FOFOCA E PRIVACIDADE

Pesquisas revelam que o Brasil é o país da fofoca. Fortaleza seria a cidade-rainha da fofoca. É por estas e por outras, que cada pessoa deve preservar mais a sua intimidade. Assim, seja você como for, não permita que invadam a sua privacidade, lute para afastar os que se adonam de você de forma explícita ou não. Não existem só os meios tradicionais de invasão que você conhece (os que se fazem de íntimos, os amigos de todo mundo e de ninguém, os bisbilhoteiros contumazes, pessoas que você não vê há séculos e dão as caras, parentes com quem não convive e tecem redes de intriga etc). Não dê trela a quem, por não ter satisfação com a própria vida, vive de bisbilhotar e distorcer as dos outros.
Hoje, neste mundo em que a informática e a comunicação têm um lugar destacado, há outras invasões menos sentidas, mas também danosas. Por exemplo, há alguns anos foram criadas as mailing-lists ou listas de correspondência. Se você compra em loja, se tem um ou mais cartões de crédito, faz parte de alguma entidade ou clube, assina revistas etc, certamente integrará as famigeradas mailing-lists e receberá cartas, cartões, convites, propagandas e outros que tais. Hoje, no Brasil, há empresas especializadas em vender listas de correspondência e faturam alto com o nosso nome.
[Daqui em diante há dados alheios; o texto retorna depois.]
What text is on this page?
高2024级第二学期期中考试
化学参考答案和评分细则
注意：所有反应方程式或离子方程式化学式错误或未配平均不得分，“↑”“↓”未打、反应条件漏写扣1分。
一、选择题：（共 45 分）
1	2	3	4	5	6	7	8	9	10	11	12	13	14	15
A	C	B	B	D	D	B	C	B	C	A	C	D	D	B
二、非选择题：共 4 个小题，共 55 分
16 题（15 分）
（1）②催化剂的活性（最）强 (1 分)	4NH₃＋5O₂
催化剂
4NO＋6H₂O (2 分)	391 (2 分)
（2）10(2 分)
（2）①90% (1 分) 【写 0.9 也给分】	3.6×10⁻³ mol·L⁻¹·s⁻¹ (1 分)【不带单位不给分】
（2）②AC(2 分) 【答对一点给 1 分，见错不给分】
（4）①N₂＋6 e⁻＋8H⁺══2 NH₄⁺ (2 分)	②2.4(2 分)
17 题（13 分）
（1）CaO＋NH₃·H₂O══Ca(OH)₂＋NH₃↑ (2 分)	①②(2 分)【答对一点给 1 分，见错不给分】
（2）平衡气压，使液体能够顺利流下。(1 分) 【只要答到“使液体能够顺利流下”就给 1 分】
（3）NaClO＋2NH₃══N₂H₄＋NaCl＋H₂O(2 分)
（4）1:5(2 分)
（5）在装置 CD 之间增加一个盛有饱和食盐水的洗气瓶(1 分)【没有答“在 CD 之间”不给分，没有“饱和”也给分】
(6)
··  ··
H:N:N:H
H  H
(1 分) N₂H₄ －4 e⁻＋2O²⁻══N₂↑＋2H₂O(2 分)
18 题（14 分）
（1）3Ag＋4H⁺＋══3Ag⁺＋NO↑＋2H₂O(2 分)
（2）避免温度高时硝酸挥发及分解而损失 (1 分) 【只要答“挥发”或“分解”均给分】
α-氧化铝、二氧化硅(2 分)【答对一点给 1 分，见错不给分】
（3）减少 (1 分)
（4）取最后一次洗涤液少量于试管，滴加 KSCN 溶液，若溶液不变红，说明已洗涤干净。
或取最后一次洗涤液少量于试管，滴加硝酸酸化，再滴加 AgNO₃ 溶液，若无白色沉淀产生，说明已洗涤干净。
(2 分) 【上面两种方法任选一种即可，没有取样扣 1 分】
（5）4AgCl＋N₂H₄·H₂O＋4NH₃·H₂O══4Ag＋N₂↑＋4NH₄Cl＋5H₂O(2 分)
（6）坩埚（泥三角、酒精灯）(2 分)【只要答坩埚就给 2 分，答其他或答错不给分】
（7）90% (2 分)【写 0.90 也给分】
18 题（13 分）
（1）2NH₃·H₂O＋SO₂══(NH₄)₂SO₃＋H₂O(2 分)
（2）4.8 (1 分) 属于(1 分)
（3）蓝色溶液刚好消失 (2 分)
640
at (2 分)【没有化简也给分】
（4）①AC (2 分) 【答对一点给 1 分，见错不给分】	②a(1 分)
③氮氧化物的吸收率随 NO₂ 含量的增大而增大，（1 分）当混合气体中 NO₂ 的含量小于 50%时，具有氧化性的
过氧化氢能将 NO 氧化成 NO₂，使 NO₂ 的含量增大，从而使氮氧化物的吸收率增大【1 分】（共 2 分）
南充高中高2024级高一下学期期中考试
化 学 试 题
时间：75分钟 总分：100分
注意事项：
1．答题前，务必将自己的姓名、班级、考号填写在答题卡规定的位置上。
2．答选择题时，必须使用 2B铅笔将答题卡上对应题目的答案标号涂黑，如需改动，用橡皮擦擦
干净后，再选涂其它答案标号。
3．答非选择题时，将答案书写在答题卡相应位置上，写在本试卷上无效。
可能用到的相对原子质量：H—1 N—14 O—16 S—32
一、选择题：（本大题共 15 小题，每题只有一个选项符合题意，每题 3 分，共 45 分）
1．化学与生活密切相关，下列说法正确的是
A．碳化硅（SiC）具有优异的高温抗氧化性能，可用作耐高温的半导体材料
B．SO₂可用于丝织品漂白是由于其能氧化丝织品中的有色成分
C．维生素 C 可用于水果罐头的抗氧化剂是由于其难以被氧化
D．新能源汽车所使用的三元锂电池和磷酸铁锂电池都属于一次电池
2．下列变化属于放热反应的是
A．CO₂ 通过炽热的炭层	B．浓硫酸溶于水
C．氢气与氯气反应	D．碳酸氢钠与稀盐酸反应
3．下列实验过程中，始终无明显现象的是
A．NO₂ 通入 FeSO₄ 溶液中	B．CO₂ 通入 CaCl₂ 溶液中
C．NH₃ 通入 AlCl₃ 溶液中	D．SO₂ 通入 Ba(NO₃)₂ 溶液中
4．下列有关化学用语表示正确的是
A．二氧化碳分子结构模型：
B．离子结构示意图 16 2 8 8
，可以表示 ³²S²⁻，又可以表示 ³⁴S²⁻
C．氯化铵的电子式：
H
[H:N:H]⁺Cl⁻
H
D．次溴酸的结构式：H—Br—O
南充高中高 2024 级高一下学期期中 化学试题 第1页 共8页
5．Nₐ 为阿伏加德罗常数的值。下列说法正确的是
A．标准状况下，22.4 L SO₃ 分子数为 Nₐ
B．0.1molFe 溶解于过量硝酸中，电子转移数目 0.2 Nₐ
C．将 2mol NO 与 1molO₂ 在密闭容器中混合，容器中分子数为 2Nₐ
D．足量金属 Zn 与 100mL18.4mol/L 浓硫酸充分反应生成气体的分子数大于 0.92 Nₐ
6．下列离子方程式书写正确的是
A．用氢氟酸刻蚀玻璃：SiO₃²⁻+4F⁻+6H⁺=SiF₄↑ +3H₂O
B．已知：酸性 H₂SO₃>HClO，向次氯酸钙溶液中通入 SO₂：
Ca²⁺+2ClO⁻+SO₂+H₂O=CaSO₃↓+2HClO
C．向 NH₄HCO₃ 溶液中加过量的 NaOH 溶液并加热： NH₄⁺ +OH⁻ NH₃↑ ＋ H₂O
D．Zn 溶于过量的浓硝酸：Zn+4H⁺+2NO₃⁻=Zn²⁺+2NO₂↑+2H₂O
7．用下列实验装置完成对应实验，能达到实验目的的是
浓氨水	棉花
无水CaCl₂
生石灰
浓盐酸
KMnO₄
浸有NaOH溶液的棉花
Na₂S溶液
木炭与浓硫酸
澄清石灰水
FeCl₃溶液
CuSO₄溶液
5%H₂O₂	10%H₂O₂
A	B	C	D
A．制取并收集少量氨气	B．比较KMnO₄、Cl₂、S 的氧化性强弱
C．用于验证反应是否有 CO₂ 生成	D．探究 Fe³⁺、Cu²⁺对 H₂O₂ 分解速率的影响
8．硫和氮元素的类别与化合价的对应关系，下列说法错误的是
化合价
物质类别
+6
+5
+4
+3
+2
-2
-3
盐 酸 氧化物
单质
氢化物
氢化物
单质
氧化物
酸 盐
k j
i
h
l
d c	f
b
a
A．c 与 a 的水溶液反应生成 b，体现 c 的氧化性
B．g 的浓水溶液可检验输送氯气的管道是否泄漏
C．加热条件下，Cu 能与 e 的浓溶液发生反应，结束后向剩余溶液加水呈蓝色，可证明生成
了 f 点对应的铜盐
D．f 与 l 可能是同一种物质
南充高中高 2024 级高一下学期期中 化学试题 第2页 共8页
Se você utiliza computador, tem um e-mail e cai na tolice de responder a alguém que lhe manda correntes de orações, piadinhas, protestos contra políticos etc., sem dúvida entrará em muitas listas de ´spam´, que é o lixo da Internet. O spam é, em outras palavras, tudo aquilo que você recebe sem pedir e querer e que lhe dá trabalho de, literalmente, colocar na lixeira
Outra invasão é aquela feita através do seu telefone fixo ou celular. Há pessoas que adoram números de telefones de amigos ou de gente importante e têm o desplante de passarem para frente, o que alguém lhe confiou ou conseguiu, por mera bisbilhotice. Outros, sem perguntar se você está ocupado, ligam dizendo que querem trocar duas palavras e passam um tempo maior que a sua paciência permite. Isso tudo é quebra de um tácito contrato social de privacidade/civilidade que lhe deixa vulnerável a pessoas que violam a intimidade a que todos têm direito, especialmente fora do exercício de uma função pública. Ouça gente que sabe que a sua imagem (fotos, filmagens etc) não pode ser utilizada sem a sua autorização e se deixam embevecer pelo flash que espoca ou o aparato de uma filmagem.
É claro que não podemos viver como Howard Hugues, um excêntrico bilionário americano que se isolou do mundo e acabou morrendo sozinho. Você deve estar atento à infiltração contínua da sua privacidade e lutar para que fantasias, interesses, fantasmas e fofocas não sejam criados a partir da imaginação dos que, costumam ter a inveja como prumo e o desatino como rumo.

João Soares Neto,
escritor
CRÔNICA PUBLICADA NO DIÁRIO DO NORDESTE EM 20/07/2003.